Szerszego typu pośrednią wskazówką co do sprawiedliwego porząd­ku w państwie jest Jezusowa wizja Królestwa Bożego i chrześcijańskie spojrzenie na Jezusa jako króla. Prymat Boga oznacza, że Jego króle­two ma pierwszeństwo przed ziemskim. Królestwo Boże może być pojęte jako rzeczywistość wewnętrzna, która w pełni odsłoni się dopie­ro w czasach ostatecznych, kiedy rządy Boga staną się zewnętrznie wi­doczne. Oznacza to z jednej strony, że na razie istnieją królestwa ziem­skie, ale z drugiej, że powinny dążyć do ideału nakreślonego przez Je­zusa. Państwo i rządzący powinni służyć rządzonym. Jezus król to zarazem troskliwy pasterz dający swe życie za owce (J 10), ten kto słu­ży (Łk 22, 24-27 i paralelne).
Maksymalistyczne wymogi moralne Ewangelii, zebrane zwłaszcza w Kazaniu na Górze (Mt 5-7) reprezentuj ą rzeczy wiście pewien trud­ny do osiągnięcia ideał. Ten ideał nie jest jednak stawiany tylko przed dążącymi do świętości jednostkami.
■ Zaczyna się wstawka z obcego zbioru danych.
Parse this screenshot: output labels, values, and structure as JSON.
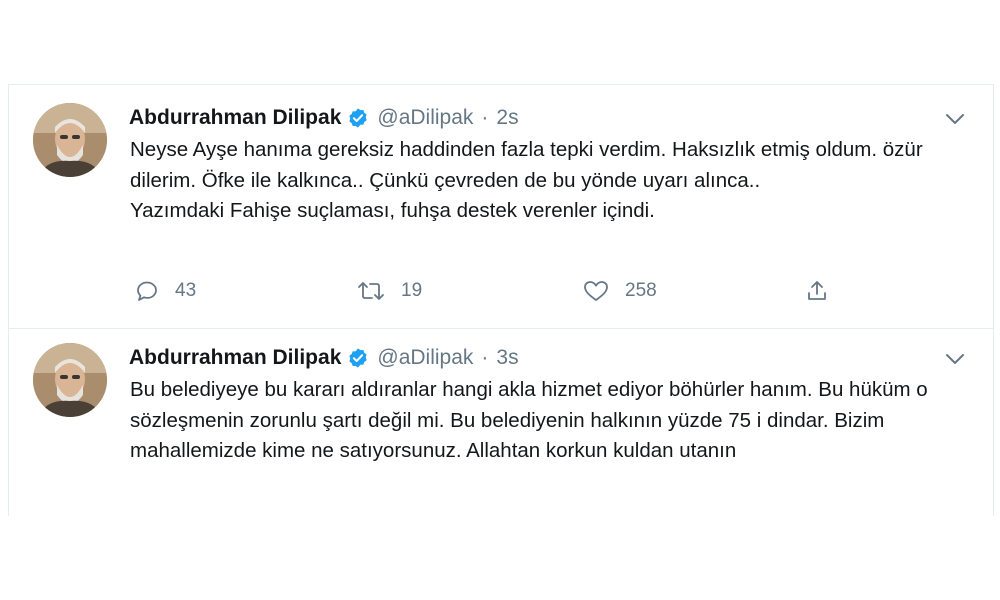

Dotyczy także społeczności, w tym państw, które również potrzebują takiego drogowskazu na szczyt góry. Błogosławieństwa dla łagodnych, pokojowych i prześladowanych (Mt 5, 1-12) wskazują kierunek jednostkom i społeczeństwom.
Biorąc pod uwagę wszystkie te przesłanki, możemy stwierdzić, że Jezus i Ewangelie przejawiają wobec państwa znaczny dystans. Jest to dystans krytyczny, ale przede wszystkim dystans, a nie odrzucenie. Kwe­stia państwa nie leży w centrum uwagi. Państwo jest rzeczywistością ze­wnętrzną, która tylko czasami ma punkty styczne z Dobrą Nowiną.
Bóg i zasady moralne maj ą pierwszeństwo przed sprawami państwa. Dlatego Jezus patrzył krytycznie na elity swego kraju. Niemniej jednak Ewangelie nie sprzeciwiają się nigdzie samemu istnieniu państwa, a choć pokazują grzechy rządzących, nie odmawiają mu uznania, czego sym­bolem jest zalecenie płacenia podatków.